All the typos I noticed were mentioned in other people's comments so I wont bother with those.

The main aspect I didn't like about this script, which others have already mentioned, is it is too blunt.  I agree with Phil that it should be cut down to about 15pgs or less and I also think this may help add a little more "suspense" I guess (I don't think that's the best word for it though).

This definately was a script for me, as I strongly dislike cats, so excellent work.

Pat
Posted by: Death Monkey, April 5th, 2007, 4:13am; Reply: 17
Hi Sean,

I read this 'cause I don't think I've read any of your stuff before, but I think now I will.

This was a very cute little story with hillarious ending. I was outright chuckling at some points while reading, which doesn't happen a lot for me. The ending was perfect.

Like others have mentioned, there's too much description, and generally I feel it's probably a bit too long for its own good. I think you could've reached a satisfying end-point within 15-20 pages.

The premise is great, I think, but you juggle a lot of sub-plots, introducing characters like Kat, Debbie and what's-his-face (sorry can't remember, Debbie's husband). Perhaps cut the dinner scene shorter, or leave it out completely. Him trying to eat a mouse is a bit too obvious and OTT, and the scene is merely there to further the notion of Bishop wanting to eat cat-food.

Instead you could have him fill his refrigerator with cans of tuna, salmon and the likes, eating the stuff out of a can. Or have him set up mice-traps. You could convey the same information in about a third of the space, and without introducing superfluous characters to a simply story.

But I quite liked your story and I think you've got some real talent in you, especially for someone so young. Next up for me would be your zombie-stuff, I'm a sucker for that stuff. :)

By the way I also caught some of your Final Destination voice-over work on youtube. That's some pretty funny stuff!
Posted by: Zombie Sean, April 5th, 2007, 9:14am; Reply: 18
BrandNew: thanks for reading. (Sorry I couldn't get to your comment earlier).
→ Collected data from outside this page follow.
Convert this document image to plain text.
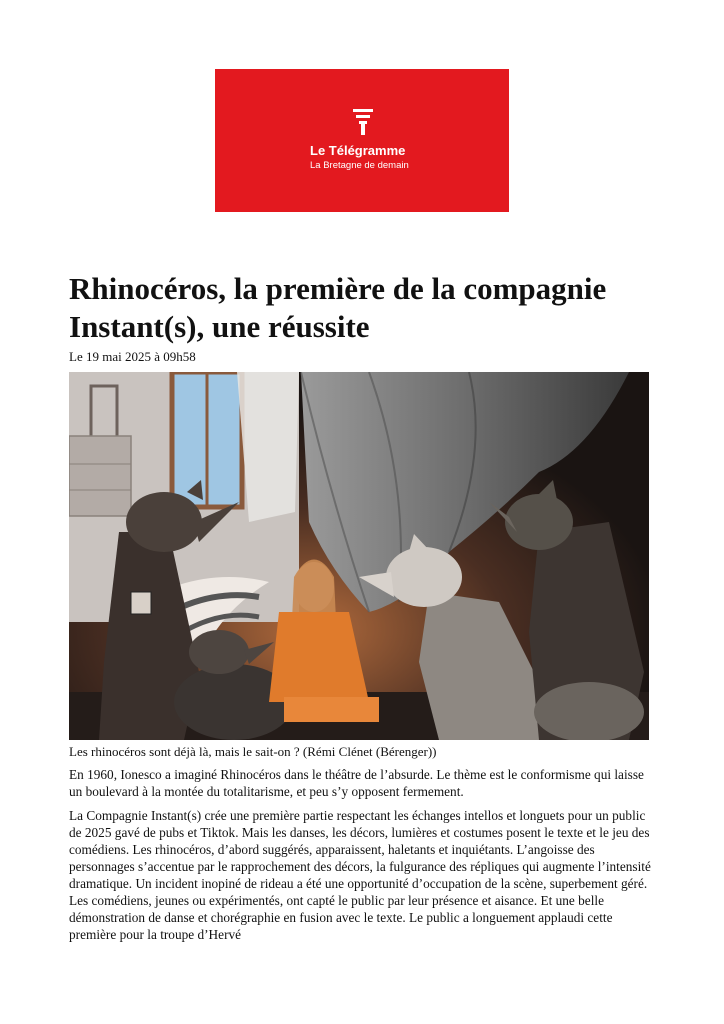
Le Télégramme
La Bretagne de demain
Rhinocéros, la première de la compagnie Instant(s), une réussite
Le 19 mai 2025 à 09h58
Les rhinocéros sont déjà là, mais le sait-on ? (Rémi Clénet (Bérenger))

En 1960, Ionesco a imaginé Rhinocéros dans le théâtre de l’absurde. Le thème est le conformisme qui laisse un boulevard à la montée du totalitarisme, et peu s’y opposent fermement.

La Compagnie Instant(s) crée une première partie respectant les échanges intellos et longuets pour un public de 2025 gavé de pubs et Tiktok. Mais les danses, les décors, lumières et costumes posent le texte et le jeu des comédiens. Les rhinocéros, d’abord suggérés, apparaissent, haletants et inquiétants. L’angoisse des personnages s’accentue par le rapprochement des décors, la fulgurance des répliques qui augmente l’intensité dramatique. Un incident inopiné de rideau a été une opportunité d’occupation de la scène, superbement géré. Les comédiens, jeunes ou expérimentés, ont capté le public par leur présence et aisance. Et une belle démonstration de danse et chorégraphie en fusion avec le texte. Le public a longuement applaudi cette première pour la troupe d’Hervé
I've realized my mistake of having too much dialogue and I've finally been able to cut down on it on some other scripts I've been working on.

Death Monkey: Descriptions: got 'em. What's OTT? Sorry, I'm not a big fan of acronyms, so I try and avoid using them (except for 'lol', I'm hooked on those). I like the idea of an amount of tuna fish cans in his fridge and mouse traps. It's funny. Thanks for the review.

Oh, and my Final Destination voice-overs...Heh, you can tell I have a lot of time on my hands. I should finish them up (I haven't done any in a while).

Sean
Posted by: Death Monkey, April 5th, 2007, 10:42am; Reply: 19
Oh sorry...

OTT = Over the top.

On the other hand I never use ROFLMAO and the likes, so I think I'm balancing my acronyms okay.

lol.
Posted by: bare_nerve (Guest), April 9th, 2007, 1:46am; Reply: 20
Great script! Very quick read and easy to visualize! The story was original and the main character was very well developed which is mostly hard for a lot of writers to do with shorts. I think that you could have probably improved on the wife. She was a little bland in my opinion, but still likeable. I also really liked Kat.